On ths slide, precisely, a pattern of homologous centric fusion for chromosome 22 is found in a woman who aborts ten times in a row before producing a normal female offspring who, in turn, uniparentao due time will abort seven times. These features, as well as other clinical manifestations i.

Van den Berg Loonen. Here, amazingly, UPD 13 has taken place over two generations, once of paternal and once maternal origin, while the other ujiparental 13 has not made its way in the embryonic cells! As a result, recessive traits can be expressed. And, since isochromosomes for acrocentrics have now just been mentioned, let me show, again from literature, some examples of UPD resulting from the presence of two isochromosomes per balanced individual genomes, namely one for each arm of a biarmed chromosome such a number 1, 2 twice4, 7 or 9.

O’Brien and Arthur L. Interestingly enough the journal Science rejected this report, apparently for describing a situation too unipwrental for a broad readership; and, while accepted for publication by the American Journal of Human Genetic, the accompanying editorial almost echoed the very reasons why the other major publications had turned down the article.

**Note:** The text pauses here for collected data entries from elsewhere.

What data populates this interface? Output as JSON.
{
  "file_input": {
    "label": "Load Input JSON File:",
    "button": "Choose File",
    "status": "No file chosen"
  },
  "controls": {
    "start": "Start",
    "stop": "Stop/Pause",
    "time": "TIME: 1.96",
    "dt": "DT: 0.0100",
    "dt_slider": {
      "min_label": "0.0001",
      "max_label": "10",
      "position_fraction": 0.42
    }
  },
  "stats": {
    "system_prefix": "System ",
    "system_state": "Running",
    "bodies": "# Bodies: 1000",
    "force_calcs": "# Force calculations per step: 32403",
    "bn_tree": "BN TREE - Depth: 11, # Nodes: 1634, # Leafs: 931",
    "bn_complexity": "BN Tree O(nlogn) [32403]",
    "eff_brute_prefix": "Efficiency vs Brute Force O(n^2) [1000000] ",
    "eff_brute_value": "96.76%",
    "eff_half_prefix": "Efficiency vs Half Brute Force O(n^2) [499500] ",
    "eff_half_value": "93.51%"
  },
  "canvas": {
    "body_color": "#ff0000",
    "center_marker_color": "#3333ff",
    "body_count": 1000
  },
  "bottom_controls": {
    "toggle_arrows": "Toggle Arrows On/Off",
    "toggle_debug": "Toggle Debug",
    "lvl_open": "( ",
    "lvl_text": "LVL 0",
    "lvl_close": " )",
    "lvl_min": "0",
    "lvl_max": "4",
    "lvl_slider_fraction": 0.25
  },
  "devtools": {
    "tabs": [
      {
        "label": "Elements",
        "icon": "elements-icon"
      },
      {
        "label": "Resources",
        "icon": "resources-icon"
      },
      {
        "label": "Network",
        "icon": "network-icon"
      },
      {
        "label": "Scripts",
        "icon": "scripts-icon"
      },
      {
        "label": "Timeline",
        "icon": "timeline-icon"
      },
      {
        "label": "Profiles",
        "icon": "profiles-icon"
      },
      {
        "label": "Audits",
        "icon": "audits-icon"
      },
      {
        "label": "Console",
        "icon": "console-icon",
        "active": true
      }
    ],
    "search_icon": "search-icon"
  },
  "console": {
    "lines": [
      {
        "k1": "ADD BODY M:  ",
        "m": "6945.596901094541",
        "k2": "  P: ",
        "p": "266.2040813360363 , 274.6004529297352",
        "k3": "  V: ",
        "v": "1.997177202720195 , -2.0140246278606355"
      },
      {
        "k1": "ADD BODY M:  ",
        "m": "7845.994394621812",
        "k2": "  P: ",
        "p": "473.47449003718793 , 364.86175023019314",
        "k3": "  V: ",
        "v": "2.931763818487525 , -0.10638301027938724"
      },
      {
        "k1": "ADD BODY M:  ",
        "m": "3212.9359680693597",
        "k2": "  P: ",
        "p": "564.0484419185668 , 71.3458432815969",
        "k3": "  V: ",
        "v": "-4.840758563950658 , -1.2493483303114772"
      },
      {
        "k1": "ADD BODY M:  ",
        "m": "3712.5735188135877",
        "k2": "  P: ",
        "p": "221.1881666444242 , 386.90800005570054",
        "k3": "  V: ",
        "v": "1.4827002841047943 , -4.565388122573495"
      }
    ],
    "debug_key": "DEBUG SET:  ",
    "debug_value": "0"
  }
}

From Wikipedia, the free encyclopedia.

UPD should be suspected in an individual manifesting a recessive disorder where only one parent is a carrier. National Library of Medicine. Chromosome preparations of leukocytes cultured from human peripheral blood Exp Cell Research20, By using this site, you agree to the Terms of Use and Privacy Policy. Therefore, in this instance, although normal looking, the second maternal chromosome 15 was lacking the genetic expression of a proper paternal one.